Her canlının, özellikle her insanın bir ruhu vardır. Yaratıldıkları andan, ana rahmine düşünceye kadar anayurtları olan ruhlar alemindeki mekanlarında bulunurlar. Zamanı gelince ana rahmindeki cenine, can olarak girerler. Cisim, ceset, fiziki beden ruhun meskenidir. Ruh ancak bedende iskan edebilir. İnsanın ömrü bu dünyada bitince, ruh bedenden ayrılır. R.SAV.in İbni Azib R.A. hazretlerinin bildirdiği sahih bir hadislerinde, ruh bedenden ayrılınca tekrar asıl mekanı olan ruhlar alemine ödner. Ceset mezara konunca, tekrar bedene geri döner. Kabir sorgusundan sonra müminlerin ruhları serbest kalır. Serbest kalan ruh, mezar, dünya alemi ve berzah alemi ekseninde serbestçe dolaşır. Kıyametin kopması, ölülerin dirilmesi ile tekrar ait olduğu cesede, bedene geri döner.

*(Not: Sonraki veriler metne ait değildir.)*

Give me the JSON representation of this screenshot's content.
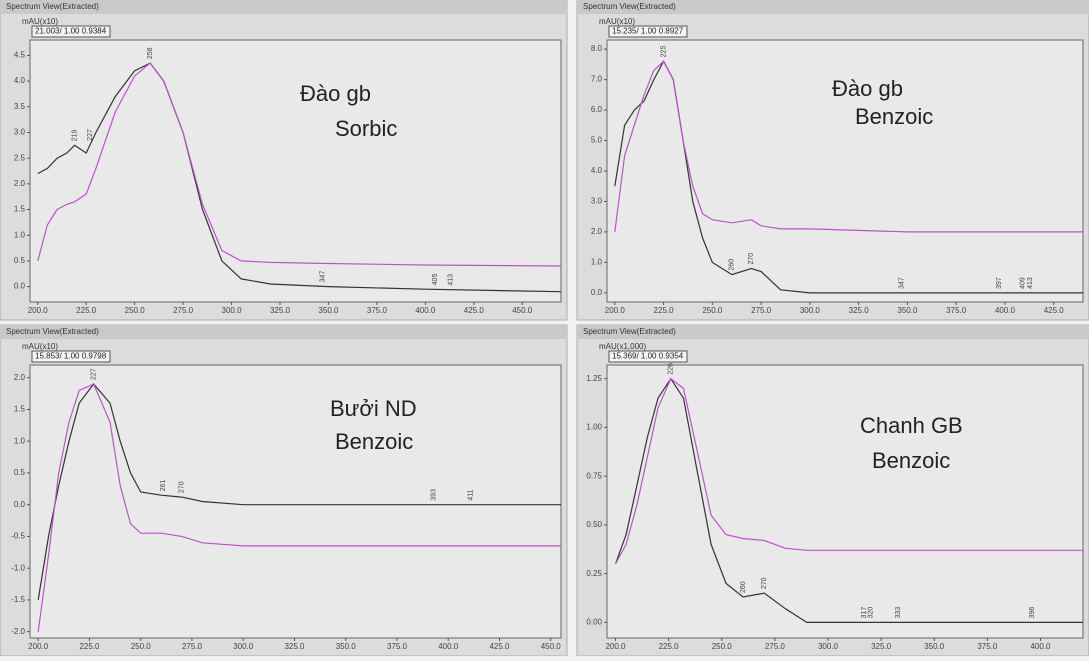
{
  "chart_data": [
    {
      "type": "line",
      "title": "Spectrum View(Extracted)",
      "y_label": "mAU(x10)",
      "header": "21.003/ 1.00 0.9384",
      "annotations": [
        "Đào gb",
        "Sorbic"
      ],
      "peaks": [
        219,
        227,
        258,
        347,
        405,
        413
      ],
      "x": [
        200,
        205,
        210,
        215,
        219,
        225,
        230,
        240,
        250,
        258,
        265,
        275,
        285,
        295,
        305,
        320,
        350,
        400,
        470
      ],
      "series": [
        {
          "color": "#333333",
          "values": [
            2.2,
            2.3,
            2.5,
            2.6,
            2.75,
            2.6,
            3.0,
            3.7,
            4.2,
            4.35,
            4.0,
            3.0,
            1.5,
            0.5,
            0.15,
            0.05,
            0.0,
            -0.05,
            -0.1
          ]
        },
        {
          "color": "#c050d0",
          "values": [
            0.5,
            1.2,
            1.5,
            1.6,
            1.65,
            1.8,
            2.3,
            3.4,
            4.1,
            4.35,
            4.0,
            3.0,
            1.6,
            0.7,
            0.5,
            0.47,
            0.45,
            0.42,
            0.4
          ]
        }
      ],
      "xlim": [
        196,
        470
      ],
      "xticks": [
        {
          "value": 200,
          "label": "200.0"
        },
        {
          "value": 225,
          "label": "225.0"
        },
        {
          "value": 250,
          "label": "250.0"
        },
        {
          "value": 275,
          "label": "275.0"
        },
        {
          "value": 300,
          "label": "300.0"
        },
        {
          "value": 325,
          "label": "325.0"
        },
        {
          "value": 350,
          "label": "350.0"
        },
        {
          "value": 375,
          "label": "375.0"
        },
        {
          "value": 400,
          "label": "400.0"
        },
        {
          "value": 425,
          "label": "425.0"
        },
        {
          "value": 450,
          "label": "450.0"
        }
      ],
      "ylim": [
        -0.3,
        4.8
      ],
      "yticks": [
        {
          "value": 0,
          "label": "0.0"
        },
        0.5,
        {
          "value": 1,
          "label": "1.0"
        },
        1.5,
        {
          "value": 2,
          "label": "2.0"
        },
        2.5,
        {
          "value": 3,
          "label": "3.0"
        },
        3.5,
        {
          "value": 4,
          "label": "4.0"
        },
        4.5
      ]
    },
    {
      "type": "line",
      "title": "Spectrum View(Extracted)",
      "y_label": "mAU(x10)",
      "header": "15.235/ 1.00 0.8927",
      "annotations": [
        "Đào gb",
        "Benzoic"
      ],
      "peaks": [
        225,
        260,
        270,
        347,
        397,
        409,
        413
      ],
      "x": [
        200,
        205,
        210,
        215,
        220,
        225,
        230,
        235,
        240,
        245,
        250,
        260,
        270,
        275,
        285,
        300,
        350,
        440
      ],
      "series": [
        {
          "color": "#333333",
          "values": [
            3.5,
            5.5,
            6.0,
            6.3,
            7.0,
            7.6,
            7.0,
            5.0,
            3.0,
            1.8,
            1.0,
            0.6,
            0.8,
            0.7,
            0.1,
            0.0,
            0.0,
            0.0
          ]
        },
        {
          "color": "#c050d0",
          "values": [
            2.0,
            4.5,
            5.5,
            6.5,
            7.3,
            7.6,
            7.0,
            5.0,
            3.5,
            2.6,
            2.4,
            2.3,
            2.4,
            2.2,
            2.1,
            2.1,
            2.0,
            2.0
          ]
        }
      ],
      "xlim": [
        196,
        440
      ],
      "xticks": [
        {
          "value": 200,
          "label": "200.0"
        },
        {
          "value": 225,
          "label": "225.0"
        },
        {
          "value": 250,
          "label": "250.0"
        },
        {
          "value": 275,
          "label": "275.0"
        },
        {
          "value": 300,
          "label": "300.0"
        },
        {
          "value": 325,
          "label": "325.0"
        },
        {
          "value": 350,
          "label": "350.0"
        },
        {
          "value": 375,
          "label": "375.0"
        },
        {
          "value": 400,
          "label": "400.0"
        },
        {
          "value": 425,
          "label": "425.0"
        }
      ],
      "ylim": [
        -0.3,
        8.3
      ],
      "yticks": [
        {
          "value": 0,
          "label": "0.0"
        },
        {
          "value": 1,
          "label": "1.0"
        },
        {
          "value": 2,
          "label": "2.0"
        },
        {
          "value": 3,
          "label": "3.0"
        },
        {
          "value": 4,
          "label": "4.0"
        },
        {
          "value": 5,
          "label": "5.0"
        },
        {
          "value": 6,
          "label": "6.0"
        },
        {
          "value": 7,
          "label": "7.0"
        },
        {
          "value": 8,
          "label": "8.0"
        }
      ]
    },
    {
      "type": "line",
      "title": "Spectrum View(Extracted)",
      "y_label": "mAU(x10)",
      "header": "15.853/ 1.00 0.9798",
      "annotations": [
        "Bưởi ND",
        "Benzoic"
      ],
      "peaks": [
        227,
        261,
        270,
        393,
        411
      ],
      "x": [
        200,
        205,
        210,
        215,
        220,
        227,
        235,
        240,
        245,
        250,
        260,
        270,
        280,
        300,
        350,
        455
      ],
      "series": [
        {
          "color": "#333333",
          "values": [
            -1.5,
            -0.5,
            0.3,
            1.0,
            1.6,
            1.9,
            1.6,
            1.0,
            0.5,
            0.2,
            0.15,
            0.12,
            0.05,
            0.0,
            0.0,
            0.0
          ]
        },
        {
          "color": "#c050d0",
          "values": [
            -2.0,
            -0.8,
            0.5,
            1.3,
            1.8,
            1.9,
            1.3,
            0.3,
            -0.3,
            -0.45,
            -0.45,
            -0.5,
            -0.6,
            -0.65,
            -0.65,
            -0.65
          ]
        }
      ],
      "xlim": [
        196,
        455
      ],
      "xticks": [
        {
          "value": 200,
          "label": "200.0"
        },
        {
          "value": 225,
          "label": "225.0"
        },
        {
          "value": 250,
          "label": "250.0"
        },
        {
          "value": 275,
          "label": "275.0"
        },
        {
          "value": 300,
          "label": "300.0"
        },
        {
          "value": 325,
          "label": "325.0"
        },
        {
          "value": 350,
          "label": "350.0"
        },
        {
          "value": 375,
          "label": "375.0"
        },
        {
          "value": 400,
          "label": "400.0"
        },
        {
          "value": 425,
          "label": "425.0"
        },
        {
          "value": 450,
          "label": "450.0"
        }
      ],
      "ylim": [
        -2.1,
        2.2
      ],
      "yticks": [
        {
          "value": -2,
          "label": "-2.0"
        },
        -1.5,
        {
          "value": -1,
          "label": "-1.0"
        },
        -0.5,
        {
          "value": 0,
          "label": "0.0"
        },
        0.5,
        {
          "value": 1,
          "label": "1.0"
        },
        1.5,
        {
          "value": 2,
          "label": "2.0"
        }
      ]
    },
    {
      "type": "line",
      "title": "Spectrum View(Extracted)",
      "y_label": "mAU(x1,000)",
      "header": "15.369/ 1.00 0.9354",
      "annotations": [
        "Chanh GB",
        "Benzoic"
      ],
      "peaks": [
        226,
        260,
        270,
        317,
        320,
        333,
        396
      ],
      "x": [
        200,
        205,
        210,
        215,
        220,
        226,
        232,
        238,
        245,
        252,
        260,
        270,
        280,
        290,
        300,
        350,
        420
      ],
      "series": [
        {
          "color": "#333333",
          "values": [
            0.3,
            0.45,
            0.7,
            0.95,
            1.15,
            1.25,
            1.15,
            0.8,
            0.4,
            0.2,
            0.13,
            0.15,
            0.07,
            0.0,
            0.0,
            0.0,
            0.0
          ]
        },
        {
          "color": "#c050d0",
          "values": [
            0.3,
            0.4,
            0.6,
            0.85,
            1.1,
            1.25,
            1.2,
            0.9,
            0.55,
            0.45,
            0.43,
            0.42,
            0.38,
            0.37,
            0.37,
            0.37,
            0.37
          ]
        }
      ],
      "xlim": [
        196,
        420
      ],
      "xticks": [
        {
          "value": 200,
          "label": "200.0"
        },
        {
          "value": 225,
          "label": "225.0"
        },
        {
          "value": 250,
          "label": "250.0"
        },
        {
          "value": 275,
          "label": "275.0"
        },
        {
          "value": 300,
          "label": "300.0"
        },
        {
          "value": 325,
          "label": "325.0"
        },
        {
          "value": 350,
          "label": "350.0"
        },
        {
          "value": 375,
          "label": "375.0"
        },
        {
          "value": 400,
          "label": "400.0"
        }
      ],
      "ylim": [
        -0.08,
        1.32
      ],
      "yticks": [
        {
          "value": 0,
          "label": "0.00"
        },
        0.25,
        {
          "value": 0.5,
          "label": "0.50"
        },
        0.75,
        {
          "value": 1,
          "label": "1.00"
        },
        1.25
      ]
    }
  ]
}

Fakat bu beden inanan ve inanmayan muti, ve asi günahkarların amellerine göre şekil alan bir bedendir.

-Kainatta ilk yaratılan varlıkların başında ruh gelmektedir. Yüce Allah ilk önce neleri yarattı, birinci, ikinci vs gibi öncelikleri kesin bilinmemektedir. Alimlerin ve bazı hadislerin ışığında ilk önce kelam, yazgı, sonra ruh sonra kainat, yer, gök, feza boşluğu vs yaratılmıştır, denmektedir.